27 août 1917. Billy
Des chasseurs à pied du 31ème bataillon, relevés des tranchées, sont arrivés cette nuit au village. Vieilles dames de Poitiers, comme ils vous feraient peur ces chasseurs à pied ! Des têtes de brigands, Madame, et avec ça des propos si orduriers que les murs des maisons en rougissent… Ah ! ils en ont entendu et ils en ont vu bien d’autres les murs de Billy s/Aisne. J’en atteste ces graffiti qui célèbrent dans la pierre tendre, autour de ma fenêtre, l’amour de l’homme et de la femme en des postures déjà vues, où donc ?… Ah ! oui, au portail de la cathédrale de Bourges. Des têtes de brigands, ces chasseurs ?… Oui, Madame, vous pouvez cacher vos pommes et vos poires et puis vos écus, s’il vous en reste, où que vous voudrez. Ces brigands affamés, misérables et douloureux les sauront bien découvrir, croyez-moi. Et de quel sourire je sourirai à tel « pillage » !
En voici un parmi tant d’autres : vingt-cinq ans, le teint est blafard comme celui d’un ressuscité ; les yeux sont caves, cernés de bleu ; une barbe d’un mois, une barbe d’hôpital, encadre ses joues creuses et sa lèvre anémique, cette barbe surpasse en beauté les barbes de Christs et les barbes de Fleuves, et je sais qu’elle doit être à la fois rude et douce au toucher, par quoi elle aide à saisir sur ce visage émacié le reflet d’une âme. Il sort d’une toile du Gréco, ce jeune homme pâle. Il n’a rien de commun avec les guerriers qu’a forgés la désolante légende du Poilu. Je vois en lui l’Archange de cette guerre. Il est beau comme un Sébastien, avec, derrière son masque de résignation, je ne sais quel air de silencieuse révolte. Lucifer et Jeanne d’Arc.

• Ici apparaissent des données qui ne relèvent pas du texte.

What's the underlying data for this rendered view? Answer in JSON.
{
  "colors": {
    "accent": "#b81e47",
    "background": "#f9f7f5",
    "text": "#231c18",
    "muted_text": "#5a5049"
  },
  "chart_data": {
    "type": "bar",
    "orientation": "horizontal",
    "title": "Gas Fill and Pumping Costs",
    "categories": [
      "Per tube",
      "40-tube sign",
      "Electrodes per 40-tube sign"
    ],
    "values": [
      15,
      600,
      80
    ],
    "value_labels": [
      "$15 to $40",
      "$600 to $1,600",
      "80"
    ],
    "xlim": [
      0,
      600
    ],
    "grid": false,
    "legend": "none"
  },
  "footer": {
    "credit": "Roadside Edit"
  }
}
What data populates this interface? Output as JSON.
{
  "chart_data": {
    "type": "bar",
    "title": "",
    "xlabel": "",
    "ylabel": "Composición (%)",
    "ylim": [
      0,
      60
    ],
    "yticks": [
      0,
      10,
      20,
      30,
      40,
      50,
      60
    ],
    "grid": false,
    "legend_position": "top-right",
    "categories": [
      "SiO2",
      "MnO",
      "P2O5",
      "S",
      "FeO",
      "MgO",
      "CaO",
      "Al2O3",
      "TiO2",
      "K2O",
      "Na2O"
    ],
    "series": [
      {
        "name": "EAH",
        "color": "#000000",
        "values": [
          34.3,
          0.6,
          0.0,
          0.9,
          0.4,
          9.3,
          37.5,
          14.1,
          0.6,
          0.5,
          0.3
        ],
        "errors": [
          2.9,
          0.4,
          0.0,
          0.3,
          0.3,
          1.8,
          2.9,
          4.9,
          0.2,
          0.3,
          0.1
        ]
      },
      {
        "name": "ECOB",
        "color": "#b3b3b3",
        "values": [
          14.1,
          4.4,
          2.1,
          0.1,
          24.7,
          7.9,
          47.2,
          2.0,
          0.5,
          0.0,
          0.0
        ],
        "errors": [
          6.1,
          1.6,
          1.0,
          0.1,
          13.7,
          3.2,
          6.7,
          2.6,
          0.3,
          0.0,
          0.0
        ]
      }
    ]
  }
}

Libéré des tranchées d’argile, il semble étonné de sa liberté et ne savoir qu’en faire. On a dû voir à Pétrograd, aux jours de la Révolution, de tels désoeuvrements autour de la citadelle Pierre et Paul. Il hésite s’il roulera une cigarette, s’il entreprendra le débarbouillage de son corps boueux ou s’il ira s’étendre à l’ombre de ce mur. Il se décide et ses pas le dirigent vers « la coopérative » où, moyennant une somme bien grosse pour lui, on remplira son bidon d’un vin âcre et violet.
Ils sont, ce matin, dans mon village une légion d’archanges aussi beaux que celui-là .
Malheureux archanges, voués à la boucherie de la guerre industrielle…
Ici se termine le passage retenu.